Jen Rubin at the Washington Post mentioned PODA in an article praising the new White House and Department of Justice contacts policies, but urges Congress to codify safeguards:

However, Eisen warns that “what one president can give, another president can take away.” Moreover, the new guidelines do not prevent the president from personally inserting himself into individual prosecutorial decisions, or even require him to inform Congress when he does so. For this reason, Congress should codify safeguards to prevent politicization of enforcement matters (including decisions on investigation, indictment and sentencing), expand the subpoena authority of inspectors general, and increase enforcement of and penalties for ethics violations.

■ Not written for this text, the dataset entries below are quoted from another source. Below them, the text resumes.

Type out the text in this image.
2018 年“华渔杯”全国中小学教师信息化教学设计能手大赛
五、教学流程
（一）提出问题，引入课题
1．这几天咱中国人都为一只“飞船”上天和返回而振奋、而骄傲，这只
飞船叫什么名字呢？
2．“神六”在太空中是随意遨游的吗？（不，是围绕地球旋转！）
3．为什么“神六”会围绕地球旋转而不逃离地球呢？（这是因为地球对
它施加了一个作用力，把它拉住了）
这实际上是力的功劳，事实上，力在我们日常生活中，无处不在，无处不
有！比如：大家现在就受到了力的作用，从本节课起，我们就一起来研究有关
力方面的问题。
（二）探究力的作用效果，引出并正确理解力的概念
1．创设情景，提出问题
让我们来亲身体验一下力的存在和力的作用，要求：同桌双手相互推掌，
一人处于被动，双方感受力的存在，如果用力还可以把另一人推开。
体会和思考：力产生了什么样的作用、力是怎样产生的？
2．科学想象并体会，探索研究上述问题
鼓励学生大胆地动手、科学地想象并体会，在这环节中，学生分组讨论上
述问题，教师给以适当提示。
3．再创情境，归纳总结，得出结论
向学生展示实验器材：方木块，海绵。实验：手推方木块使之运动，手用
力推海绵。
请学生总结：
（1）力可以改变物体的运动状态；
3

Rachel Homer of the nonpartisan Protect Democracy tells me she approves of the updated policy as a “bulwark against the politicization and corruption of independent justice [that] we saw in the last administration.” Like Eisen, she nevertheless warns that “the administration needs to support legislation that would codify the core aspects of this policy into law that every administration would follow.”

Her group backs the Protecting Our Democracy Act, which includes provisions to enable Congress to enforce subpoenas; transparency in the pardon power; enhancement of the Hatch Act; limits and required documentation of White House contacts with the Justice Department; and protection for inspectors general and whistleblowers.

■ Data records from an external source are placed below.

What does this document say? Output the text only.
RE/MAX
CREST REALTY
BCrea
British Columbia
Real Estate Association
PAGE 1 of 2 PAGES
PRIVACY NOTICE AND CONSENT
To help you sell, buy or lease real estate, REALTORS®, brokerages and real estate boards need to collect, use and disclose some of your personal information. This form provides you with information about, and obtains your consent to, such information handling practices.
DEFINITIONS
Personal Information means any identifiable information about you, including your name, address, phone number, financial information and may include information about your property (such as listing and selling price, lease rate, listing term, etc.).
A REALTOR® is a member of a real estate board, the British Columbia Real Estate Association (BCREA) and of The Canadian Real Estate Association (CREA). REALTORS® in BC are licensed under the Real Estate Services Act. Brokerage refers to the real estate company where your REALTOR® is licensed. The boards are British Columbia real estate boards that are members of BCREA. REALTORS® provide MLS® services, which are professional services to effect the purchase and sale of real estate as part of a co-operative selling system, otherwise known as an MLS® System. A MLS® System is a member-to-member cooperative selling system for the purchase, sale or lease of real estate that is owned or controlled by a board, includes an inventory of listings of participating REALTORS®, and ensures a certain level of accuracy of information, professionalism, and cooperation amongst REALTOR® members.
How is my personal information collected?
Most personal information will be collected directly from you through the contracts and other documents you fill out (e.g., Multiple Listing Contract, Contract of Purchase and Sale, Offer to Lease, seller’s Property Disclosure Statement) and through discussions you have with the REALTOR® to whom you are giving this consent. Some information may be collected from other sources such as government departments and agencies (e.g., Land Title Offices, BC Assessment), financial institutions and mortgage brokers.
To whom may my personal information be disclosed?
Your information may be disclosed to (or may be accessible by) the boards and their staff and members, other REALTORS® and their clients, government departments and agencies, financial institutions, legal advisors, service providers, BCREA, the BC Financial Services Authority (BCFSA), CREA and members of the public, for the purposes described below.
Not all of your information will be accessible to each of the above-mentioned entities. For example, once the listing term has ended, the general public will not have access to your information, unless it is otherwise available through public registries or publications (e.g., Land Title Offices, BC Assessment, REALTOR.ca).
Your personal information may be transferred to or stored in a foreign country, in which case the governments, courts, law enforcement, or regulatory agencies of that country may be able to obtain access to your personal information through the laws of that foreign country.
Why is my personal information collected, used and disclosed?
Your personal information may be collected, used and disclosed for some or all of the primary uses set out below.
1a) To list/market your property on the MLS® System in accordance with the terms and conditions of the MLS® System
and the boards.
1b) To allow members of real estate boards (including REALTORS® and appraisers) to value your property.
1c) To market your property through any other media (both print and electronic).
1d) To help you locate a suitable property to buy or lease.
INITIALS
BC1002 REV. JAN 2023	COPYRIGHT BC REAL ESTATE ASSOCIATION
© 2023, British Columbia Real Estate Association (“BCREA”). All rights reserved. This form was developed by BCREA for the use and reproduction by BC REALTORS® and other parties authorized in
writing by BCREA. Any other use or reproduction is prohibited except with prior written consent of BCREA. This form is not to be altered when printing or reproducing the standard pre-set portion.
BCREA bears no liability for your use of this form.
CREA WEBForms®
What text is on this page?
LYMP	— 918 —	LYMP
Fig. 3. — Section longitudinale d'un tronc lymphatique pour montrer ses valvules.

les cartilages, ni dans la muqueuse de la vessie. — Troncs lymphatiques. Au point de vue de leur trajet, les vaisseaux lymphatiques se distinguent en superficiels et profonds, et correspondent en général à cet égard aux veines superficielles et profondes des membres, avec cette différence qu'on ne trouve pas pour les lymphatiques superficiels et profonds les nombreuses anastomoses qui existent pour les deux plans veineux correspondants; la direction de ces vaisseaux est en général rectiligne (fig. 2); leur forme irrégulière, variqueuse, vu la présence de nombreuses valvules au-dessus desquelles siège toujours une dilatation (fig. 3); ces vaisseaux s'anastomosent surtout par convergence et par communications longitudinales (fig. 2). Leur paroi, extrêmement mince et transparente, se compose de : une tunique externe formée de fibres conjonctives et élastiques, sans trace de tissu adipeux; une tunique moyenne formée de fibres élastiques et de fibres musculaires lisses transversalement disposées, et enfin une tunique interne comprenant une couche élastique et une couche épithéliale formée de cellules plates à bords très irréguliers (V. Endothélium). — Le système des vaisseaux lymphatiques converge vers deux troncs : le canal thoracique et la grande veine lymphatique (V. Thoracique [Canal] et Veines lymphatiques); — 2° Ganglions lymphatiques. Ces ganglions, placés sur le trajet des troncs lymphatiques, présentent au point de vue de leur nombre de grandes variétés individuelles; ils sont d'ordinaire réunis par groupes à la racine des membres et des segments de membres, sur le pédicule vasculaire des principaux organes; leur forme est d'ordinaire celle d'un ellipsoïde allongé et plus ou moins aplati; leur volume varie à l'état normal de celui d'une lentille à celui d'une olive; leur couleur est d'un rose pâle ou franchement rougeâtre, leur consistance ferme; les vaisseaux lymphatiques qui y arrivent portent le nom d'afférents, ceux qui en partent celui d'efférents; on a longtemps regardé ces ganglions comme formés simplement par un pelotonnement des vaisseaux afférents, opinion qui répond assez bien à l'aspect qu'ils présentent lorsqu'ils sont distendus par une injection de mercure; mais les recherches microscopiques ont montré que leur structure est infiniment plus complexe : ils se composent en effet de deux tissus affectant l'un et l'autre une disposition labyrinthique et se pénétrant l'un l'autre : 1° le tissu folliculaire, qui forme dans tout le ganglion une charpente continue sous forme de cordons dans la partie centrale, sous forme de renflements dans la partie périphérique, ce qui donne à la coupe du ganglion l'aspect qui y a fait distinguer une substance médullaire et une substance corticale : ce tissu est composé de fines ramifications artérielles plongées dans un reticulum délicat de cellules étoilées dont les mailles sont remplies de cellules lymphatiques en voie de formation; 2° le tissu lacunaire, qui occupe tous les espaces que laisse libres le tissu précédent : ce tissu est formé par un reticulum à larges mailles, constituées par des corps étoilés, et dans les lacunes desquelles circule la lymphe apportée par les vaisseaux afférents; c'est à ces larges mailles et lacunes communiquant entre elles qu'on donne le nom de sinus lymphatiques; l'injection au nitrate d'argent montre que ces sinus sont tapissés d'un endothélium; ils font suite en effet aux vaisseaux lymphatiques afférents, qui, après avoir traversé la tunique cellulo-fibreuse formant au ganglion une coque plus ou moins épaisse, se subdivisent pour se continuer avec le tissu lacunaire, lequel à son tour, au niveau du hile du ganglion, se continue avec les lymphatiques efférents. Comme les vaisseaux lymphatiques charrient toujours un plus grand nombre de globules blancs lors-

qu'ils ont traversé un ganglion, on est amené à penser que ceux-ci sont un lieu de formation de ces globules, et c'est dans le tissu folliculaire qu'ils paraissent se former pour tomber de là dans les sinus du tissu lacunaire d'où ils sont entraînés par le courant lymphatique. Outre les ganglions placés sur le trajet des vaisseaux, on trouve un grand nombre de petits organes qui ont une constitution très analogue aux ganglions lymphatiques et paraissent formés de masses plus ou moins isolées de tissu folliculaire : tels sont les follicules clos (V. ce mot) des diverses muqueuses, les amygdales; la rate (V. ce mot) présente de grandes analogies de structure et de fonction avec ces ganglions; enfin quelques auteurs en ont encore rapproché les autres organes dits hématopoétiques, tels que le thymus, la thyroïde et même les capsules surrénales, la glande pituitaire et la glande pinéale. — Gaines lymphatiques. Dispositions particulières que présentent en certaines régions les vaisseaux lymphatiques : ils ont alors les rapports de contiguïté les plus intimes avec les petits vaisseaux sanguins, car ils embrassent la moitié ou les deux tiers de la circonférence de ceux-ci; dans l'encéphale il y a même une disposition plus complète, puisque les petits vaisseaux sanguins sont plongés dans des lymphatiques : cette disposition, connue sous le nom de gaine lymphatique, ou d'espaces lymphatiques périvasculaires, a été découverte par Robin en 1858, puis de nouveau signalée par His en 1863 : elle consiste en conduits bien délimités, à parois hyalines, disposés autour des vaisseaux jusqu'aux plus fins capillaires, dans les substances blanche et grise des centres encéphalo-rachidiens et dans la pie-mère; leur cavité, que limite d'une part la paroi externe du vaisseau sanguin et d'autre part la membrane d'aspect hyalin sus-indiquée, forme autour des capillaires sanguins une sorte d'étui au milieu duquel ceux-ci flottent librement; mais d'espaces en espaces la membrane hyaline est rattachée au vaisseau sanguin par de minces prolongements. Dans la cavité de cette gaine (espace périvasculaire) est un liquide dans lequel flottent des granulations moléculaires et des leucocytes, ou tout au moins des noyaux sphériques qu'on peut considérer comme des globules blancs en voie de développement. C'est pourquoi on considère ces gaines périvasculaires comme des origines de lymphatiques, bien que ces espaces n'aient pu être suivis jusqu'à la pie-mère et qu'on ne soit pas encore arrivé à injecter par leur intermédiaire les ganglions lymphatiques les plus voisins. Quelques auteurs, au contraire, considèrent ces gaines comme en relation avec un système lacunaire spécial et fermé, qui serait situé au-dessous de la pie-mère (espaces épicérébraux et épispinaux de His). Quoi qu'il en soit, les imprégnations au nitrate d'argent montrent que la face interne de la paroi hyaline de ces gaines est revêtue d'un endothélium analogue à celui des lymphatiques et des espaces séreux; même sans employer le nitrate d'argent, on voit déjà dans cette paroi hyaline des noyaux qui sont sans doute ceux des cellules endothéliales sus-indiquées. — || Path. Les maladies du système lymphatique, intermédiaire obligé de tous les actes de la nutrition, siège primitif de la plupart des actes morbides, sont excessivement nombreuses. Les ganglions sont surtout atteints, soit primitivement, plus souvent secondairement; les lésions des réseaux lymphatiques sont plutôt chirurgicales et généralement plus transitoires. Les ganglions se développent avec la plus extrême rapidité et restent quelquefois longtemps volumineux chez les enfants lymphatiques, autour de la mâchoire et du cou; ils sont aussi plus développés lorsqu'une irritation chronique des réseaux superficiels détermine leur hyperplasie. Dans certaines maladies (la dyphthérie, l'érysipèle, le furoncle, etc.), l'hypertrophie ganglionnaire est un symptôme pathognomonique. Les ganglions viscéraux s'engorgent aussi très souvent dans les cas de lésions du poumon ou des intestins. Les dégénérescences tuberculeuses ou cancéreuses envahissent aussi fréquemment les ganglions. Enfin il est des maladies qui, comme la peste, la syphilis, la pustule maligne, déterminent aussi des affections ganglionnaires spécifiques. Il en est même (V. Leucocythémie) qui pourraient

Protect Democracy’s Rachel Homer and Kristy Parker, both DOJ alums, wrote in Just Security about PODA as a key part of the need to reform DOJ:

Importantly, the Department should also make the policy memorandum public and take that opportunity to connect this public policy statement to an effort to restore integrity to the DOJ. Having a public, clear contacts policy not only establishes an important precedent for the Department going forward, it offers a prophylaxis for the Biden administration against allegations of improper political interference. It also educates current DOJ and White House staff on appropriate and inappropriate interactions. And because any policy is only as strong as its enforcement mechanisms, and can be rescinded by any future administration, the Biden administration can help ensure that future administrations likewise play fair by endorsing the Protecting Our Democracy Act, which would codify in law transparency mechanisms relating to White House-agency contacts (disclosure: our organization, Protect Democracy, has advocated for and continues to endorse this package of legislative reforms).

 

Rep. Swalwell discussed PODA and the need to codify norms, in this case emoluments, on Joy Reid:

SWALWELL: Absolutely. I mean, who in the inner circle has not been indicted at this point? But the greater issue is not that this is getting closer to Donald Trump, it`s that Donald Trump allowed foreign actors, whether it was the Russians or, here, the Emiratis to get too close to our foreign policy.

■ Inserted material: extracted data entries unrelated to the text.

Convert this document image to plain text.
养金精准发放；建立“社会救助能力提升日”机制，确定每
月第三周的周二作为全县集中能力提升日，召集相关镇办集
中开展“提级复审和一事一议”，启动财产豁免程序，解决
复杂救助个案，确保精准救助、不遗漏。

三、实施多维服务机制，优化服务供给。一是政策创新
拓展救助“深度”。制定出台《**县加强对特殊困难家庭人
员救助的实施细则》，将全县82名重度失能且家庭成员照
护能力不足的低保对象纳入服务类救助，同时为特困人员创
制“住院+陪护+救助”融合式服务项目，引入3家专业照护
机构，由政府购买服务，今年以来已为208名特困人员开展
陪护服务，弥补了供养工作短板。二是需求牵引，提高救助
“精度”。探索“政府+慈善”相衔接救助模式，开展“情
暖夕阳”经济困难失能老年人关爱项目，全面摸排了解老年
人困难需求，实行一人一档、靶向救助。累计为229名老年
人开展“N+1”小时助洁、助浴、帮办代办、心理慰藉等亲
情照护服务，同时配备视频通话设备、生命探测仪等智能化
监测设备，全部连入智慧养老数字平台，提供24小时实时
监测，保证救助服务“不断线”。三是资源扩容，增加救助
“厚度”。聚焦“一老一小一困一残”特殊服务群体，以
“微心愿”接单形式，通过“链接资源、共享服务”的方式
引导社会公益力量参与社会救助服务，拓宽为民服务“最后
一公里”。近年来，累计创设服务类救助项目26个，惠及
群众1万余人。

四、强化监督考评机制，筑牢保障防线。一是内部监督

Adam Schiff has the solution with the Protecting Our Democracy Act. It would clean up the emoluments clause, many of the reporting that would be required for interacting with foreign actors, as was done in this case.

And we must learn from what Donald Trump exposed as far as vulnerabilities in our democracy and not just accept that this can never happen again. It will happen again if we do nothing.

 

Finally, Chris Truax wrote about the urgency of “autocrat-proof[ing]” the presidency in USA Today and flagged PODA as a “critical piece of democratic and constitutional infrastructure”:

This is just one of the critical pieces of democratic and constitutional infrastructure that requires attention. For example, Rep. Adam Schiff, D-Calif., plans to reintroduce the Protecting Our Democracy Act, which strengthens some of the guardrails of democracy damaged during the Trump presidency. Among other things, it would better protect inspectors general, make it easier for Congress to enforce subpoenas, limit presidential emergency declarations and reform the Vacancies Act.